Корову вытаскивали до самого утра. Не выдержала гнилая крыша погреба забредшую соседскую корову.

Когда рассвело, Сероштанов увидел то, что когда-то называлось погребом. Это была воронка после бомбёжки. Корову, говорят, тут же прирезали из-за сломанной ноги, а Григорий целый день ковырялся в яме в надежде найти маленький пенал с долларами. Не нашел. Он даже просеивал землю через панцирную сетку кровати – не нашел. Он три дня копался в земле, словно червь, но желаемого не обнаружилось. Возможно, скромных размеров пенал застрял между копытом коровы, а потом где-то и выпал, или хозяева скотины обнаружили его, да и возрадовались – будет им компенсация… возможно…

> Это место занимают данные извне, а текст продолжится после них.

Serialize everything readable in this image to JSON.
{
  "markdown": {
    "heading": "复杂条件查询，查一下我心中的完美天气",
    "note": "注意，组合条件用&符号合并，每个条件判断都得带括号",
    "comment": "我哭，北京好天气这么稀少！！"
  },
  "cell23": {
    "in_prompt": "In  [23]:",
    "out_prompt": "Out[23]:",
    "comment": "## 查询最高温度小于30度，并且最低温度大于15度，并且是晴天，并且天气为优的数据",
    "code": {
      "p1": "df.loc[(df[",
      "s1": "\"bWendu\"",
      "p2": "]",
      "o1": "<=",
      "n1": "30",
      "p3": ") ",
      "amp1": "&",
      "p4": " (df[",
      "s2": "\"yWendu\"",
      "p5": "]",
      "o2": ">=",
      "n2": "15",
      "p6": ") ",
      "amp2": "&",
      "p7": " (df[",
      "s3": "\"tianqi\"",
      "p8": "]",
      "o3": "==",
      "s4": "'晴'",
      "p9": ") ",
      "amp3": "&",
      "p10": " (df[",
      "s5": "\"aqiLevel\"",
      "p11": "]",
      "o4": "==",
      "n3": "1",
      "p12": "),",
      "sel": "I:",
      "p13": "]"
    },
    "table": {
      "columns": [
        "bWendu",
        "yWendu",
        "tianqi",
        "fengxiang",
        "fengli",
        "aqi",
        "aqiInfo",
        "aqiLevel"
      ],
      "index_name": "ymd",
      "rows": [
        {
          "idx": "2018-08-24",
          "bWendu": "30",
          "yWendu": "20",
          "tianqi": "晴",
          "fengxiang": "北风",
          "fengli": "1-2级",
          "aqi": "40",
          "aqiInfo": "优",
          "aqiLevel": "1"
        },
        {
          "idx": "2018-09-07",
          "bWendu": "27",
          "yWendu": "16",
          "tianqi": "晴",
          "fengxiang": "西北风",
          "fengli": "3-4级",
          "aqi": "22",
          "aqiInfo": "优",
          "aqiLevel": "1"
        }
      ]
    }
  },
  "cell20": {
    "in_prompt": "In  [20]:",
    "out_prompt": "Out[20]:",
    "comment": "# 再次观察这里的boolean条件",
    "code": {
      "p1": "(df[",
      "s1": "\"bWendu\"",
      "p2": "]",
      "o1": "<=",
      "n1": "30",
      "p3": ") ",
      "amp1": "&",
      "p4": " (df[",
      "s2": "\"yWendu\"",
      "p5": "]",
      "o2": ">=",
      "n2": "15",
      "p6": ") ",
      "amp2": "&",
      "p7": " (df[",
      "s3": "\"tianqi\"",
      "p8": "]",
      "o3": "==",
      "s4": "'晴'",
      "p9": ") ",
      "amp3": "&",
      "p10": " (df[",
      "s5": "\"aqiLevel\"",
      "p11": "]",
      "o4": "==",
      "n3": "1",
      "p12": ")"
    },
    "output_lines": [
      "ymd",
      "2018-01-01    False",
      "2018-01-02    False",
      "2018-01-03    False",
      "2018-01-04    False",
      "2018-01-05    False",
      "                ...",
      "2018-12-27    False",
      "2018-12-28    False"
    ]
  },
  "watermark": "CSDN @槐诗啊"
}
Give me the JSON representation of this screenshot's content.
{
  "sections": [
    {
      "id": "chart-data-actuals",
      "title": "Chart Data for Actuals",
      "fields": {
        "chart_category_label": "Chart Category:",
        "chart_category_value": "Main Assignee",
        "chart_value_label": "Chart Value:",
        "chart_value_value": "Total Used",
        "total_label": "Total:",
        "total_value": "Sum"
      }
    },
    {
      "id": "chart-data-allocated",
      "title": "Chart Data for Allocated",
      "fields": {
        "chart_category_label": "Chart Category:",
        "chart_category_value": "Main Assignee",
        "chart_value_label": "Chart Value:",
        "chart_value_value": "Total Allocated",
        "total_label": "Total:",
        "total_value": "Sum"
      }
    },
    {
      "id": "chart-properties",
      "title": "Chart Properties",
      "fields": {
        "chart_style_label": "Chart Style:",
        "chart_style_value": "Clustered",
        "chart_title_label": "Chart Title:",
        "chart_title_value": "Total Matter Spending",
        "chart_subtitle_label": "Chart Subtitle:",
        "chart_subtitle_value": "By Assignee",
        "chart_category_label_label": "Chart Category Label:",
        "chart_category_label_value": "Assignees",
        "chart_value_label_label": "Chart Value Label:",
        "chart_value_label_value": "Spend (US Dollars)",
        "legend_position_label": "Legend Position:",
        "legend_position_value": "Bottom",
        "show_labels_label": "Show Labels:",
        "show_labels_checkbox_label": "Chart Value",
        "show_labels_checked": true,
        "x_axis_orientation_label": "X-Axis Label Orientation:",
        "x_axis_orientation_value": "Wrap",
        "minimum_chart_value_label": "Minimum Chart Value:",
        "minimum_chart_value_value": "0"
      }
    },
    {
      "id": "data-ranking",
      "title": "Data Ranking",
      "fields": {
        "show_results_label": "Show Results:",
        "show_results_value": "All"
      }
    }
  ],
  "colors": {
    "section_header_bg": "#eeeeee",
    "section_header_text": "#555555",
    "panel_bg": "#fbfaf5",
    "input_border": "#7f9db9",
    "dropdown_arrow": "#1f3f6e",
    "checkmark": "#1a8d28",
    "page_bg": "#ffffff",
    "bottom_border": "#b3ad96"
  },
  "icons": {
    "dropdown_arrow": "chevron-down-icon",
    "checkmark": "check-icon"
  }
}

Только с тех пор не стало видно Григория в том селе. Никто не знает, куда он исчез. Может он пошел к своей старой жене на поклон, так сказать, может к молодой и красивой кассирше сбербанка, но навряд ли – зачем он ей без денег. Только ночами кое-кто видел, говорят, темную фигуру с фонариком у заброшенного бывшего погреба Сероштанова: то ли он сам всё ещё ищет деньги, чтобы вложить их всё-таки в прибыльное дело, как и советовал Бенджамин, то ли это случайные люди ковырялись в земле прослышавшие о тайном кладе Сероштанова Григория Ивановича.

ЗАПАХ СОЛНЦА

Нам завяжут глаза, чтобы мы не поранились светом

И поднимут в клети в странный мир, где одна тишина.

А потом мы умрём опьяненные радостным ветром…

…Нам закроют глаза…

Сергей Вишняков


Я, взяв за правило о каждодневном выгуле собственного тела по набережной речки Сырой, направился, как всегда, к излюбленному месту, где покоился огромный валун в виде конской головы. Там уже кто-то был. Этот кто-то, к моему удивлению, представлял собой нездешнего старика, с длинным седым волосом на голове, страшно худого с вытянутым морщинистым лицом и блёклыми навыкат глазами. Я прошел мимо, с удивлением поглядывая на незнакомца. Тот сидел неподвижно в сгорбившейся позе падшего ангела, и моё присутствие, похоже, никоим образом не волновало его. Мне нравилось бывать именно у этого камня, совершая свой вечерний моцион (думалось легче о нашей бренной жизни), и потому я стал буквально сновать челноком у его носа, пытаясь таким образом выразить своё недовольство к новоявленной персоне.

Человек по природе эгоистичен: я считал – этот камень, у которого я постоянно расхаживал в часы душевных смут, принадлежит только мне. Только для меня он являлся некоей отдушиной, наконец – исповедальней, от которого шла успокоительная аура, приводящая мои расстроенные чувства в относительное равновесие. Мне это единение казалось странным, как и то, когда часами смотришь на вечерний закат солнца или безбрежное пространство водной глади. Возможно, причина этого родства кроется в глубинах нашего подсознания, когда человек представлял собой только жалкое подобие разумного существа, зарождаясь из хаоса вселенной, тогда, скорее всего, и язык общения был один у деревьев, камней, воды… у всего остального.

Старик не обращал на меня никакого внимания, продолжая сидеть в той же позе, а когда я остановился буквально у его носа, пристально вглядываясь в не моргающий пространный взгляд, то так же не удосужился внимания к себе. Он, казалось, сам был камнем и меня от этой мысли, на некоторое время, охватил испуг, но когда тот пошевелил дряблыми большими губами, обнажив редкие желтоватые зубы, я, успокоившись, решил заговорить с ним.

– Извините за любопытство, я вас впервые вижу, тем более в таком странном месте, где кроме меня практически никто не бывает. Вы, не местный, как я вижу?

Старик шумно вздохнул и на мой вопрос только сильнее поджал под себя длинные ноги, обхватив их жилистыми руками. Он слегка задрожал всем телом, возможно от старческой немощи, возможно от холода, потому как его одеяние было абсолютно непригодным для этого времени года – оно было ветхим под стать самому владельцу гардероба.